I’m more than happy to have extremists and various antisocial personalities suppressed on my “social networking” experiences.
The problem is giving the keys to curators to decide antisocial personalities, instead of blocking/hiding offending content on your own. Being placated like a child asking permission to watch a PG-13 movie.
People are entitled to stupid opinions, but they are not entitled to a platform to promote said opinions. All of these social networking sites are private businesses, not government agencies. They have the right to delete undesired content and kick out unwanted members.
Agreed, recall the OP:
Most people are not there to listen to different opinions or have their views challenged and consequently descend into the chaos and the unknown. They are there to be comfortable and hear what they want to hear.
It makes sense for them to censor according to their user base. I was pointing to the echo chamber effect that's encouraged as a result, and agreeing with OP.
What’s a “churnalist”?
Someone who practices 'churnalism' which is a portmanteau of churn and journalism. It means repeating material from other news reports or press releases instead of reporting based on source material, original research.
 
I think “dislike” and negative reaction emojis only encourage more bad behavior, which the internet and social media need less of, frankly. I’m actually surprised Twitter is doing this given how nasty it can be.

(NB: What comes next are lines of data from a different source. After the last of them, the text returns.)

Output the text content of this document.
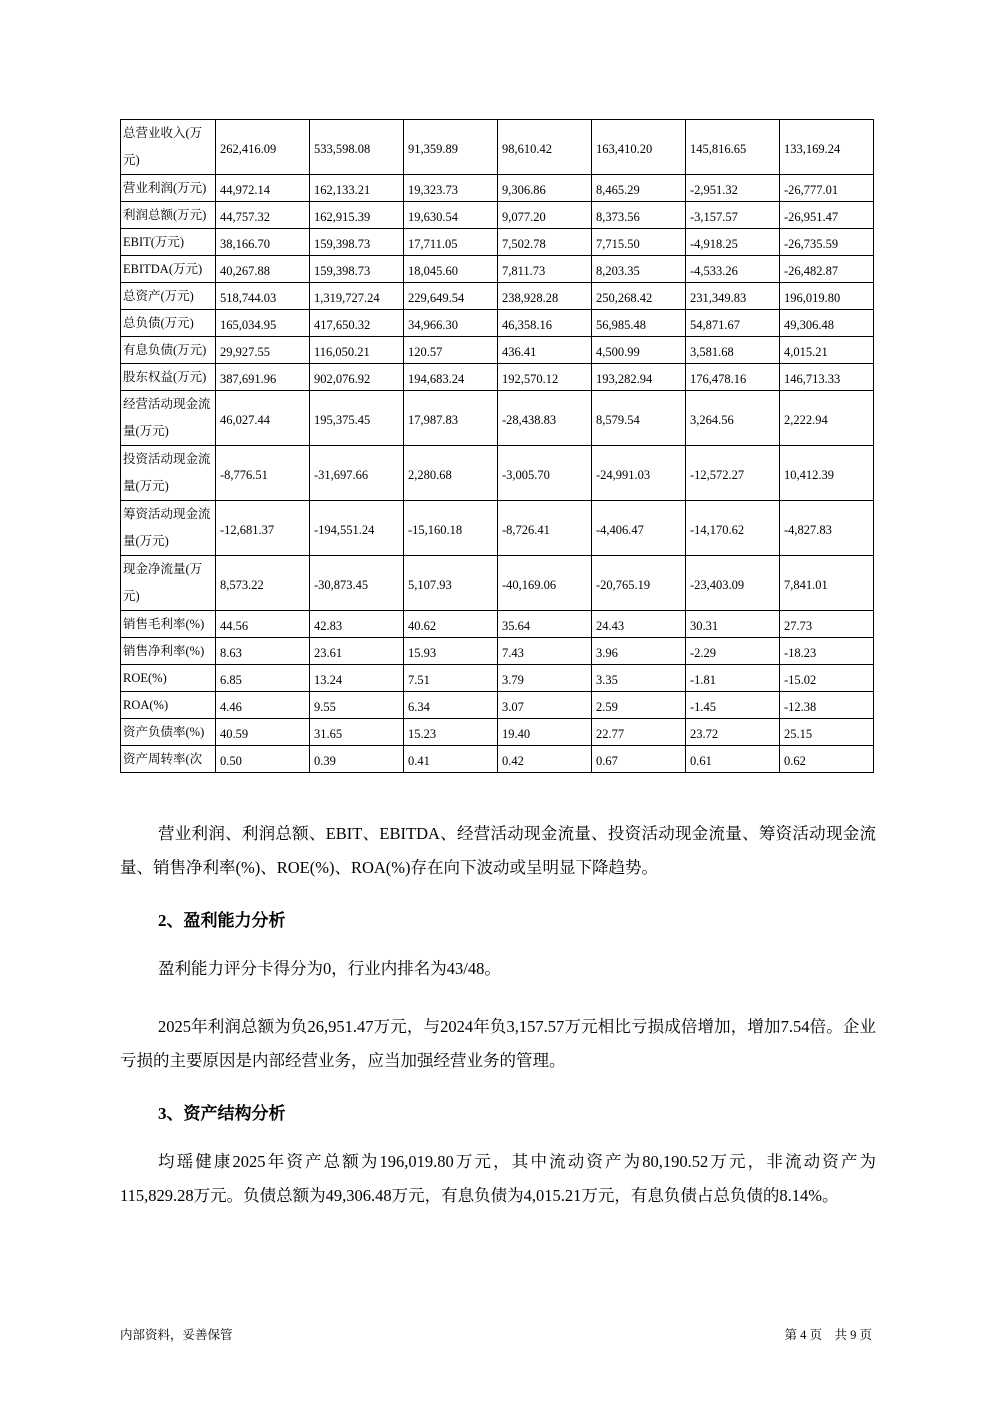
总营业收入(万元)	262,416.09	533,598.08	91,359.89	98,610.42	163,410.20	145,816.65	133,169.24
营业利润(万元)	44,972.14	162,133.21	19,323.73	9,306.86	8,465.29	-2,951.32	-26,777.01
利润总额(万元)	44,757.32	162,915.39	19,630.54	9,077.20	8,373.56	-3,157.57	-26,951.47
EBIT(万元)	38,166.70	159,398.73	17,711.05	7,502.78	7,715.50	-4,918.25	-26,735.59
EBITDA(万元)	40,267.88	159,398.73	18,045.60	7,811.73	8,203.35	-4,533.26	-26,482.87
总资产(万元)	518,744.03	1,319,727.24	229,649.54	238,928.28	250,268.42	231,349.83	196,019.80
总负债(万元)	165,034.95	417,650.32	34,966.30	46,358.16	56,985.48	54,871.67	49,306.48
有息负债(万元)	29,927.55	116,050.21	120.57	436.41	4,500.99	3,581.68	4,015.21
股东权益(万元)	387,691.96	902,076.92	194,683.24	192,570.12	193,282.94	176,478.16	146,713.33
经营活动现金流量(万元)	46,027.44	195,375.45	17,987.83	-28,438.83	8,579.54	3,264.56	2,222.94
投资活动现金流量(万元)	-8,776.51	-31,697.66	2,280.68	-3,005.70	-24,991.03	-12,572.27	10,412.39
筹资活动现金流量(万元)	-12,681.37	-194,551.24	-15,160.18	-8,726.41	-4,406.47	-14,170.62	-4,827.83
现金净流量(万元)	8,573.22	-30,873.45	5,107.93	-40,169.06	-20,765.19	-23,403.09	7,841.01
销售毛利率(%)	44.56	42.83	40.62	35.64	24.43	30.31	27.73
销售净利率(%)	8.63	23.61	15.93	7.43	3.96	-2.29	-18.23
ROE(%)	6.85	13.24	7.51	3.79	3.35	-1.81	-15.02
ROA(%)	4.46	9.55	6.34	3.07	2.59	-1.45	-12.38
资产负债率(%)	40.59	31.65	15.23	19.40	22.77	23.72	25.15
资产周转率(次	0.50	0.39	0.41	0.42	0.67	0.61	0.62

营业利润、利润总额、EBIT、EBITDA、经营活动现金流量、投资活动现金流量、筹资活动现金流量、销售净利率(%)、ROE(%)、ROA(%)存在向下波动或呈明显下降趋势。

2、盈利能力分析

盈利能力评分卡得分为0，行业内排名为43/48。

2025年利润总额为负26,951.47万元，与2024年负3,157.57万元相比亏损成倍增加，增加7.54倍。企业亏损的主要原因是内部经营业务，应当加强经营业务的管理。

3、资产结构分析

均瑶健康2025年资产总额为196,019.80万元，其中流动资产为80,190.52万元，非流动资产为115,829.28万元。负债总额为49,306.48万元，有息负债为4,015.21万元，有息负债占总负债的8.14%。

内部资料，妥善保管	第 4 页　共 9 页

It also has the potential to be abused by bots and mobs.

And it doesn’t help that some social media companies have moved one way, and some the other. Some have disabled dislikes. Others “disappear” highly negative posts. I think a happy medium would be to allow for users to react, but only make it between the user (for interests), the OP (for stats), and the social media company (for algorithms).
 
The problem is giving the keys to curators to decide antisocial personalities, instead of blocking/hiding offending content on your own. Being placated like a child asking permission to watch a PG-13 movie.

Agreed, recall the OP:

It makes sense for them to censor according to their user base. I was pointing to the echo chamber effect that's encouraged as a result, and agreeing with OP.

Someone who practices 'churnalism' which is a portmanteau of churn and journalism. It means repeating material from other news reports or press releases instead of reporting based on source material, original research.
I would prefer to be the ultimate curator of my own social networking filtering, but I really would appreciate some group assistance in that effort, as well; just as we all rely on group efforts to create spam and adblock filter lists.

Thanks for the explanation for the word “churnalism”. ??